As part of Denison’s celebration honoring the Rev. Martin Luther King Jr. earlier this semester, Chicago rapper and educator Femi “Femdot“ Adigun led three sessions of his workshop, Bars, Beats, and the Blueprint: Chicago Hip Hop as Cultural Archive. Adapted from his DePaul University course, Chicago Culture Through Hip Hop, the workshops approached music not as entertainment or illustration, but as an archive in which infrastructure, resistance, and lived experience leave a record of themselves.

The structure of the session was straightforward: lecture, guided listening, and discussion. Yet it unfolded with deliberateness, building toward the premise that music cannot be meaningfully separated from the conditions that shape it.

At first glance, a workshop centered on Chicago might appear geographically distant from Granville. As the hour progressed, however, it became clear that Chicago itself was less the destination than the method. The city functioned as a case study, a way of demonstrating how policy, planning, and history shape daily life, and how those contours echo in creative expression.

What emerged was not simply a lesson about one place, but a framework for examining any place.

Femdot began with Chicago’s past, revisiting King’s 1966 relocation to North Lawndale, where the civil rights leader and his family moved into a third-floor apartment to confront housing discrimination and expose slum conditions as part of the Chicago Freedom Movement. The move was not symbolic but an intentional decision to live and organize in the neighborhood most affected by discriminatory housing practices. King, Femdot said, entered neighborhood spaces such as pool halls, playing alongside local regulars. Such gestures underscored presence and relationship-building rather than performance. It wasn’t only King’s arrival that mattered here, but the kind of presence he practiced once he was there.

Femdot also highlighted historical practices that shaped Chicago’s West Side, including redlining, racialized urban renewal, highway construction that divided Black neighborhoods, and the creation of food deserts.

Femdot asked the room, “Now, what does all of this have to do with Lupe Fiasco?“

When Food & Liquor, Lupe Fiasco’s debut album entered the conversation, it did not arrive as an isolated artistic achievement but a primary text. When a city is structured in a particular way, it shapes the lives of those who dwell there.

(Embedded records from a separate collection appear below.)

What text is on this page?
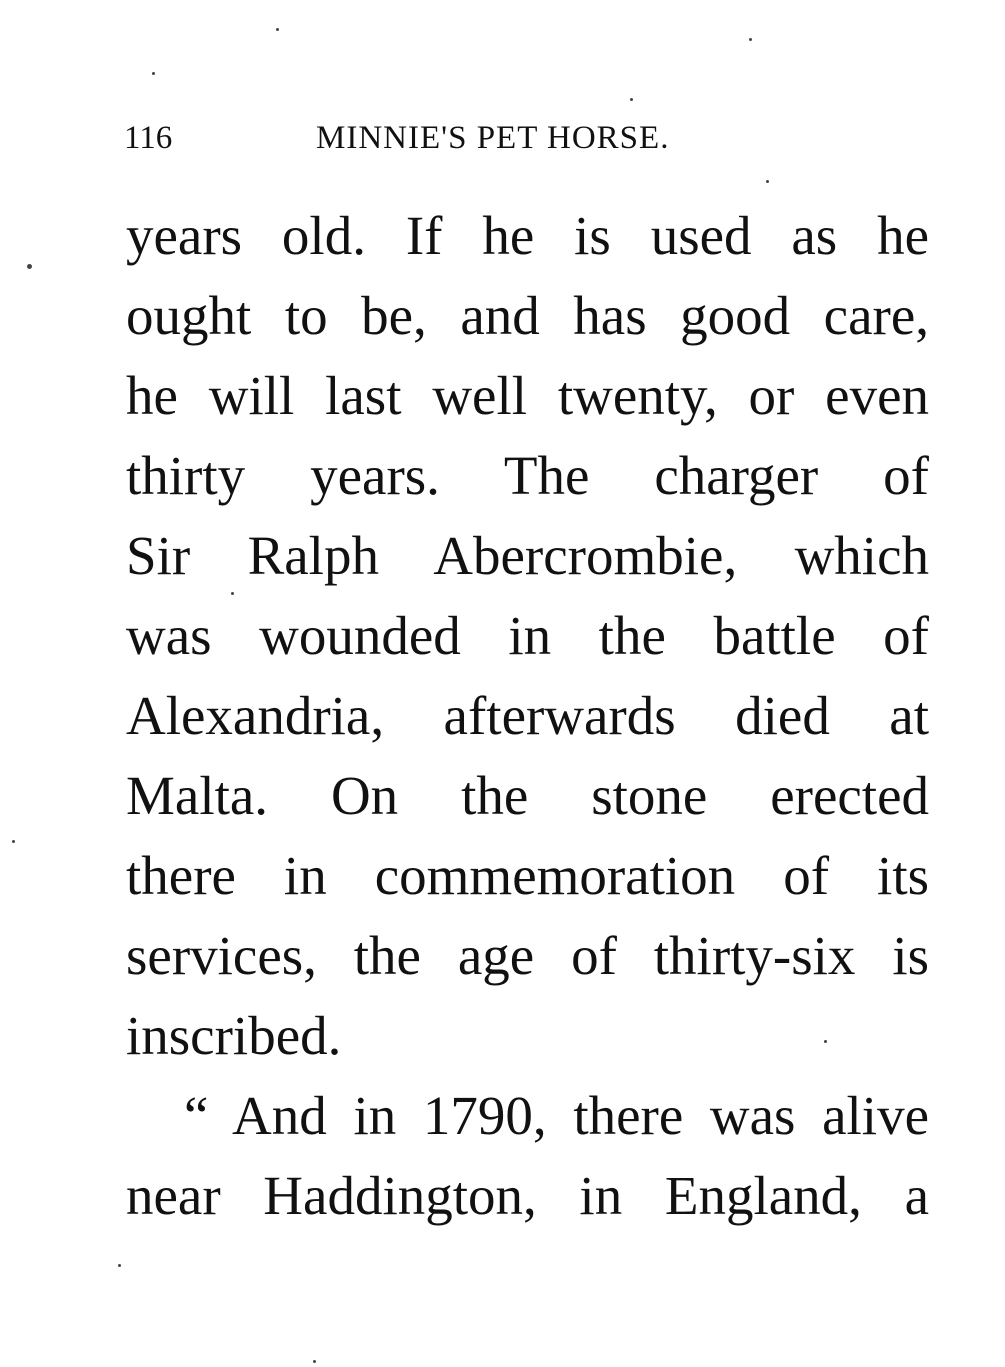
116	MINNIE'S PET HORSE.
years old. If he is used as he
ought to be, and has good care,
he will last well twenty, or even
thirty years. The charger of
Sir Ralph Abercrombie, which
was wounded in the battle of
Alexandria, afterwards died at
Malta. On the stone erected
there in commemoration of its
services, the age of thirty-six is
inscribed.
“ And in 1790, there was alive
near Haddington, in England, a
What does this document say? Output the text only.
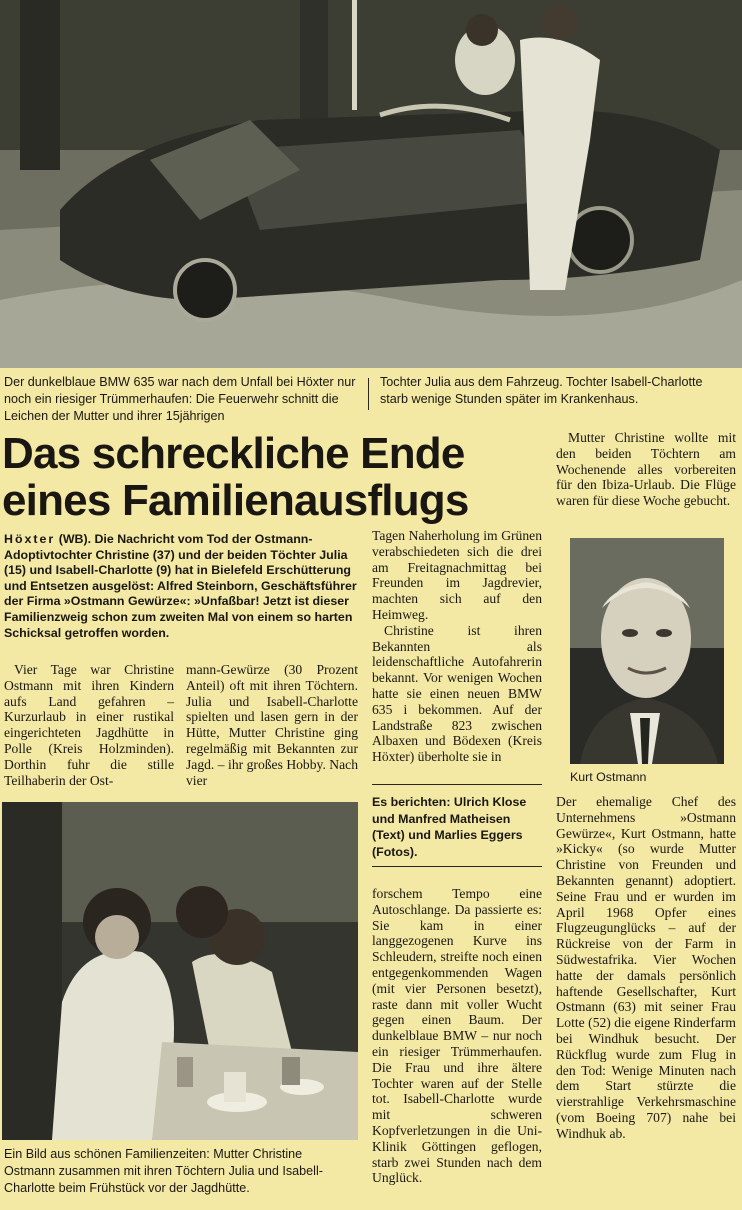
Der dunkelblaue BMW 635 war nach dem Unfall bei Höxter nur noch ein riesiger Trümmerhaufen: Die Feuerwehr schnitt die Leichen der Mutter und ihrer 15jährigen
Tochter Julia aus dem Fahrzeug. Tochter Isabell-Charlotte starb wenige Stunden später im Krankenhaus.
Das schreckliche Ende
eines Familienausflugs
Höxter (WB). Die Nachricht vom Tod der Ostmann-Adoptivtochter Christine (37) und der beiden Töchter Julia (15) und Isabell-Charlotte (9) hat in Bielefeld Erschütterung und Entsetzen ausgelöst: Alfred Steinborn, Geschäftsführer der Firma »Ostmann Gewürze«: »Unfaßbar! Jetzt ist dieser Familienzweig schon zum zweiten Mal von einem so harten Schicksal getroffen worden.

Vier Tage war Christine Ostmann mit ihren Kindern aufs Land gefahren – Kurzurlaub in einer rustikal eingerichteten Jagdhütte in Polle (Kreis Holzminden). Dorthin fuhr die stille Teilhaberin der Ost-

mann-Gewürze (30 Prozent Anteil) oft mit ihren Töchtern. Julia und Isabell-Charlotte spielten und lasen gern in der Hütte, Mutter Christine ging regelmäßig mit Bekannten zur Jagd. – ihr großes Hobby. Nach vier

Ein Bild aus schönen Familienzeiten: Mutter Christine Ostmann zusammen mit ihren Töchtern Julia und Isabell-Charlotte beim Frühstück vor der Jagdhütte.

Tagen Naherholung im Grünen verabschiedeten sich die drei am Freitagnachmittag bei Freunden im Jagdrevier, machten sich auf den Heimweg.

Christine ist ihren Bekannten als leidenschaftliche Autofahrerin bekannt. Vor wenigen Wochen hatte sie einen neuen BMW 635 i bekommen. Auf der Landstraße 823 zwischen Albaxen und Bödexen (Kreis Höxter) überholte sie in

Es berichten: Ulrich Klose und Manfred Matheisen (Text) und Marlies Eggers (Fotos).

forschem Tempo eine Autoschlange. Da passierte es: Sie kam in einer langgezogenen Kurve ins Schleudern, streifte noch einen entgegenkommenden Wagen (mit vier Personen besetzt), raste dann mit voller Wucht gegen einen Baum. Der dunkelblaue BMW – nur noch ein riesiger Trümmerhaufen. Die Frau und ihre ältere Tochter waren auf der Stelle tot. Isabell-Charlotte wurde mit schweren Kopfverletzungen in die Uni-Klinik Göttingen geflogen, starb zwei Stunden nach dem Unglück.

Mutter Christine wollte mit den beiden Töchtern am Wochenende alles vorbereiten für den Ibiza-Urlaub. Die Flüge waren für diese Woche gebucht.

Kurt Ostmann

Der ehemalige Chef des Unternehmens »Ostmann Gewürze«, Kurt Ostmann, hatte »Kicky« (so wurde Mutter Christine von Freunden und Bekannten genannt) adoptiert. Seine Frau und er wurden im April 1968 Opfer eines Flugzeugunglücks – auf der Rückreise von der Farm in Südwestafrika. Vier Wochen hatte der damals persönlich haftende Gesellschafter, Kurt Ostmann (63) mit seiner Frau Lotte (52) die eigene Rinderfarm bei Windhuk besucht. Der Rückflug wurde zum Flug in den Tod: Wenige Minuten nach dem Start stürzte die vierstrahlige Verkehrsmaschine (vom Boeing 707) nahe bei Windhuk ab.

In that sense, Food & Liquor reads as a record of the conditions the West Side has been made to live with, including a reality that official narratives often overlook.

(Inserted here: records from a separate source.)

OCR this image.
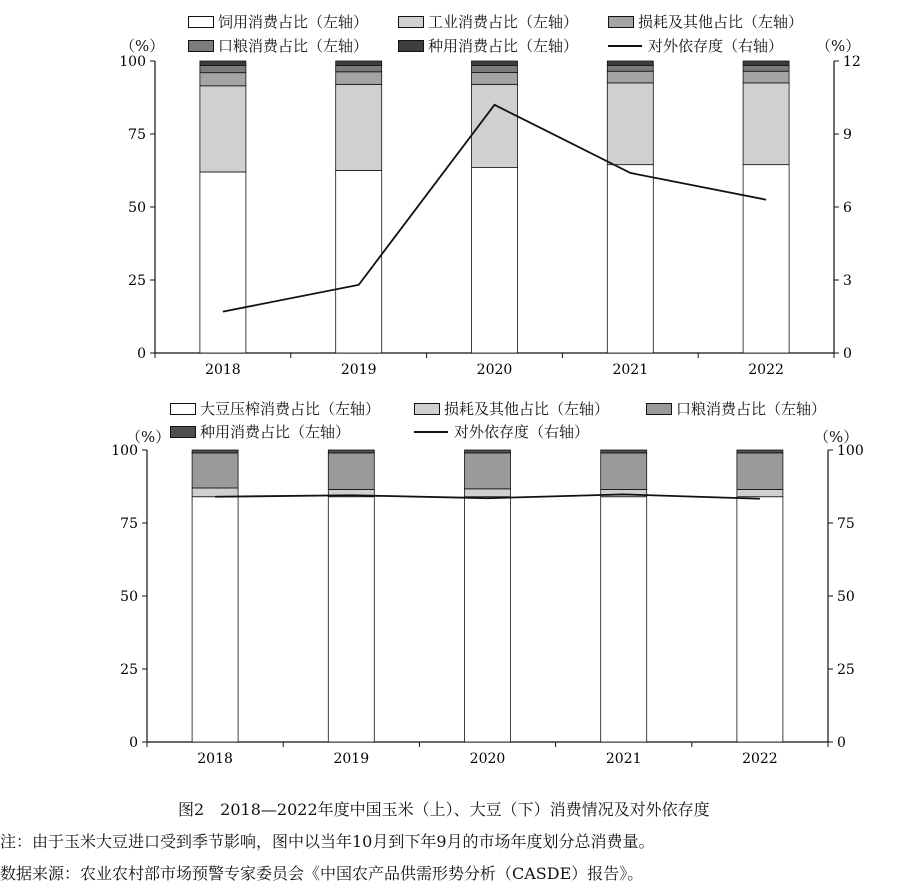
饲用消费占比（左轴）	工业消费占比（左轴）	损耗及其他占比（左轴）
口粮消费占比（左轴）	种用消费占比（左轴）	对外依存度（右轴）
（%）	（%）
大豆压榨消费占比（左轴）	损耗及其他占比（左轴）	口粮消费占比（左轴）
种用消费占比（左轴）	对外依存度（右轴）
（%）	（%）
0
25
50
75
100
0
3
6
9
12
2018	2019	2020	2021	2022
0
25
50
75
100
0
25
50
75
100
2018	2019	2020	2021	2022
图2　2018—2022年度中国玉米（上）、大豆（下）消费情况及对外依存度
注：由于玉米大豆进口受到季节影响，图中以当年10月到下年9月的市场年度划分总消费量。
数据来源：农业农村部市场预警专家委员会《中国农产品供需形势分析（CASDE）报告》。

Femdot referenced other Chicago artists — Kanye West, Chance the Rapper— not to collapse them into a singular narrative, but to distinguish them.

“Their Chicago is not my Chicago,“ he said, noting that geography alone does not guarantee sameness. Two artists can share streets and neighborhoods, yet inhabit entirely different versions of the same place. Context complicates any claim to a monolithic community, and history resists flattening, he said.

By the time participants were invited to name their own album, the invitation felt consistent with everything that had preceded it. The prompt was simple: root the title in identity, in place, in the experiences that formed you. Suggestions surfaced quickly, Pride and Grudges. Subway Surface. Living the Dream. Party Store. 1994. Jungle Gym & Recess. Outside. Area Codes. Remnants.

Students leaned toward one another, asked clarifying questions, and offered brief explanations that layered memory with location and identity. Some titles signaled geography explicitly; others pointed to generational inheritance, perception, or contradiction. As students spoke, they were practicing the method they had just observed, placing themselves within context, recognizing how forces beyond individual choice shaped their own narratives.

The conversation moved into questions about Femdot’s own music, his influences, and the ways his experiences in Chicago inform his work. He spoke with quiet pride about those who had shaped him most: his siblings, and his mother, who had called him “Professor“ long before any institution did. What surfaced was a pedagogical stance. Femdot teaches through situated knowledge: proximity, lineage, and the lived conditions that structure daily life. His method consistently returned to context as an analytic foundation, inviting students to interpret cultural expression without reducing it to stereotype, exceptionalism, or flattened identity narratives.

Denison’s MLK programming for 2026 focused on hidden figures carrying King’s legacy forward, and the Femdot workshop offered a reminder that essential archives do not reside solely on monuments or in official records. They live in lyrics, in policy, in neighborhoods, and in the ways people narrate themselves when given the space to do so.

On the first morning of a new semester, hip hop functioned not simply as a genre but as a record, a disciplined, contextual way of tracing what built us and what we continue to build in return.

Femdot’s visit was supported by Denison Libraries, the Center for Belonging and Inclusion, and the Vail Series.